Le dichiarazioni di Pier Ferdinando Casini a proposito della legge elettorale esprimono con nettezza la volontà dell’UDC di introdurre il sistema delle preferenze nella riforma in discussione. Chi è contro le preferenze non può avanzare alcuna scusa plausibile. Clientelismo,voto di scambio,corruzione, ecc. sono frutto della disonestà di esponenti poilitici spregiudicati, che possono verificarsi con qualsiasi tipo di legge elettorale.

Nei ricordi storici vi è il pensiero di Sturzo (PPI) che volle la proporzionale con preferenze nelle elezioni del 1919, perchè il sistema uninominale dei collegi era diventato fonte di corruttele e di demoralizzazione della vita pubblica, conniventi i governi giolittiani.
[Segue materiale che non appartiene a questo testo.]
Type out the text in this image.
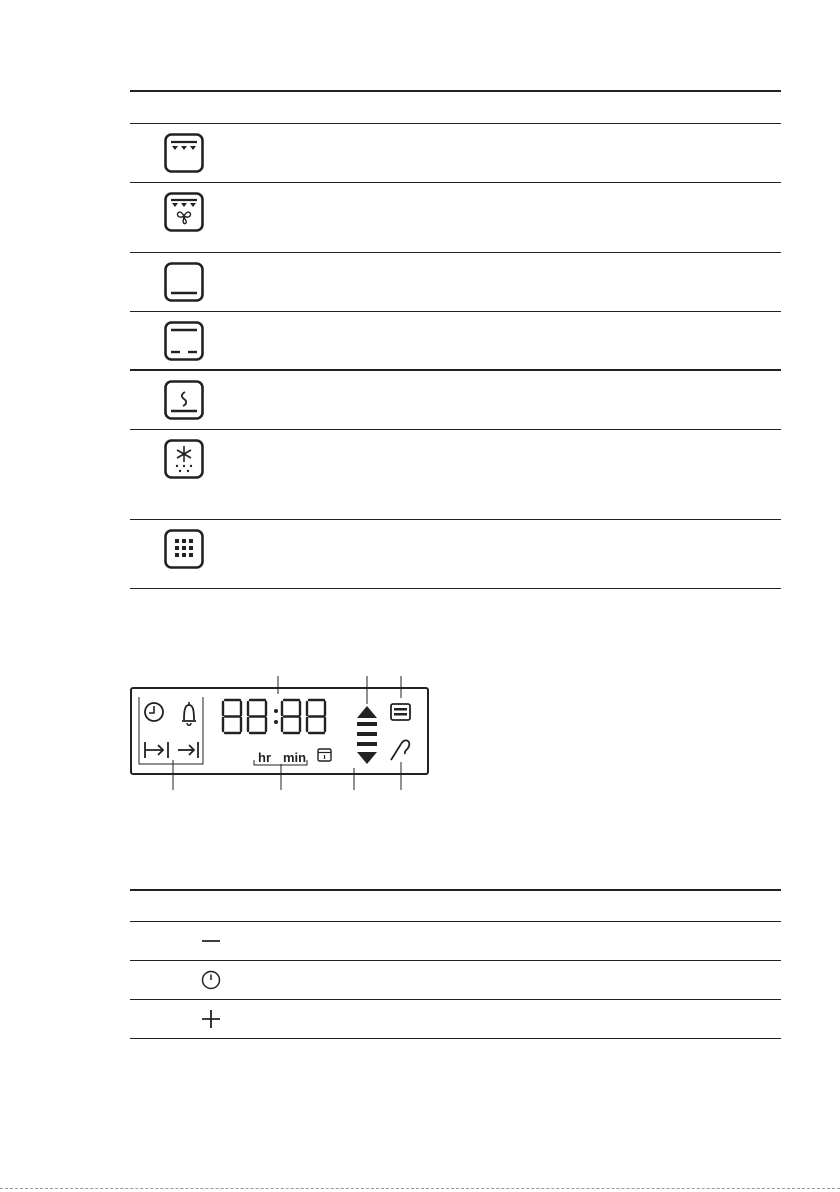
88:88
hr min
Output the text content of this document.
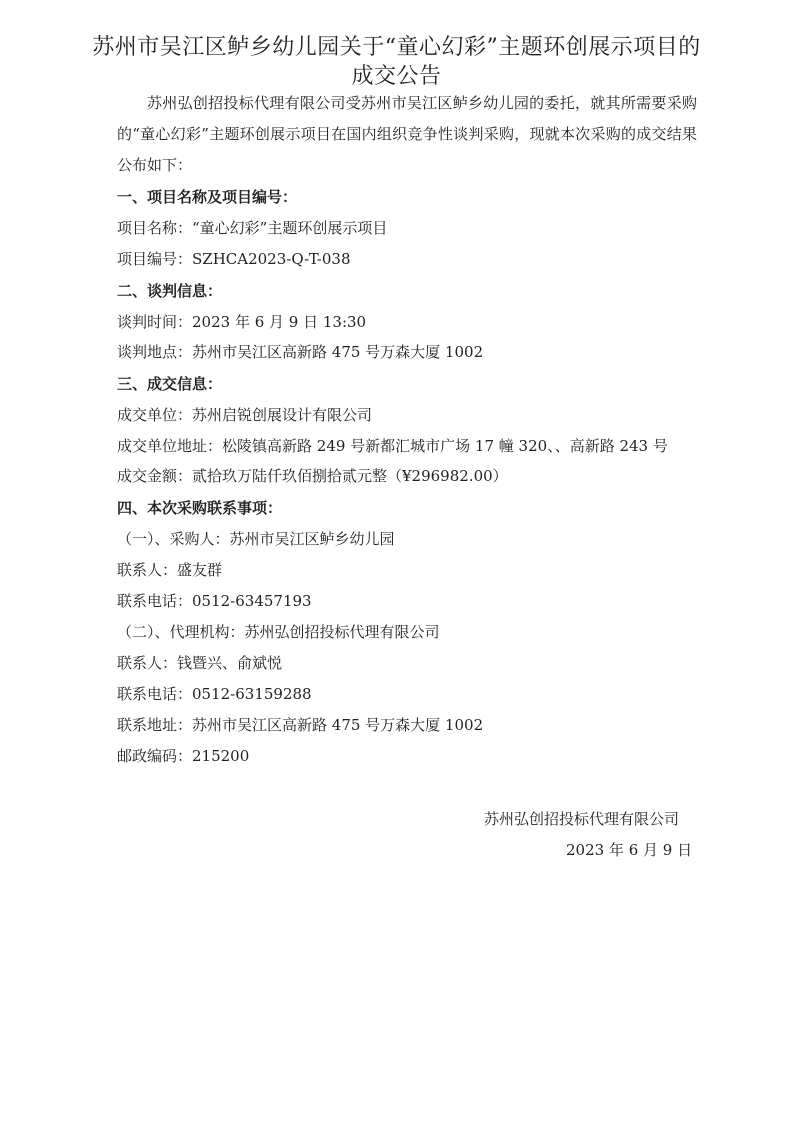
苏州市吴江区鲈乡幼儿园关于“童心幻彩”主题环创展示项目的
成交公告
苏州弘创招投标代理有限公司受苏州市吴江区鲈乡幼儿园的委托，就其所需要采购的“童心幻彩”主题环创展示项目在国内组织竞争性谈判采购，现就本次采购的成交结果公布如下：
一、项目名称及项目编号：
项目名称：“童心幻彩”主题环创展示项目
项目编号：SZHCA2023-Q-T-038
二、谈判信息：
谈判时间：2023 年 6 月 9 日 13:30
谈判地点：苏州市吴江区高新路 475 号万森大厦 1002
三、成交信息：
成交单位：苏州启锐创展设计有限公司
成交单位地址：松陵镇高新路 249 号新都汇城市广场 17 幢 320、、高新路 243 号
成交金额：贰拾玖万陆仟玖佰捌拾贰元整（¥296982.00）
四、本次采购联系事项：
（一）、采购人：苏州市吴江区鲈乡幼儿园
联系人：盛友群
联系电话：0512-63457193
（二）、代理机构：苏州弘创招投标代理有限公司
联系人：钱暨兴、俞斌悦
联系电话：0512-63159288
联系地址：苏州市吴江区高新路 475 号万森大厦 1002
邮政编码：215200
苏州弘创招投标代理有限公司
2023 年 6 月 9 日
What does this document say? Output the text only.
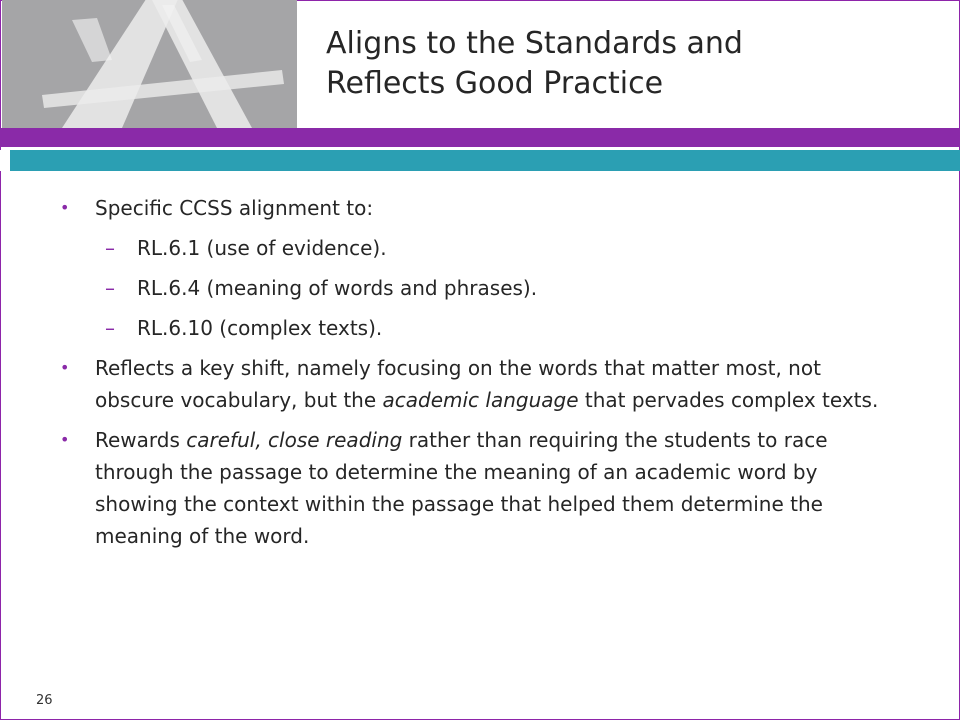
Aligns to the Standards and
Reflects Good Practice
• Specific CCSS alignment to:
– RL.6.1 (use of evidence).
– RL.6.4 (meaning of words and phrases).
– RL.6.10 (complex texts).
• Reflects a key shift, namely focusing on the words that matter most, not obscure vocabulary, but the academic language that pervades complex texts.
• Rewards careful, close reading rather than requiring the students to race through the passage to determine the meaning of an academic word by showing the context within the passage that helped them determine the meaning of the word.
26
Lo storico esponente politico lottò per l’introduzione della proporzionale anche perchè, dopo il primo conflitto mondiale, bisognava fronteggiare l’avanzare dei movimenti nazionalistici e allargare la base democratica del Paese, favorendo la partecipazione dei cittadini alla vita politica.

Questa fu la grande intuizione di don Luigi Sturzo che ebbe anche l’intelligenza e la capacità di introdurre ufficialmente i cattolici italiani,dopo il non expedit, nella vita pubblica. Sistema elettorale proporzionale con preferenze, partecipazione politica, autonomie locali rappresentavano un unicum per rafforzare la democrazia come sistema della libertà. Una intuizione quella sturziana ancora valida oggi? Per molti aspetti ritengo di sì.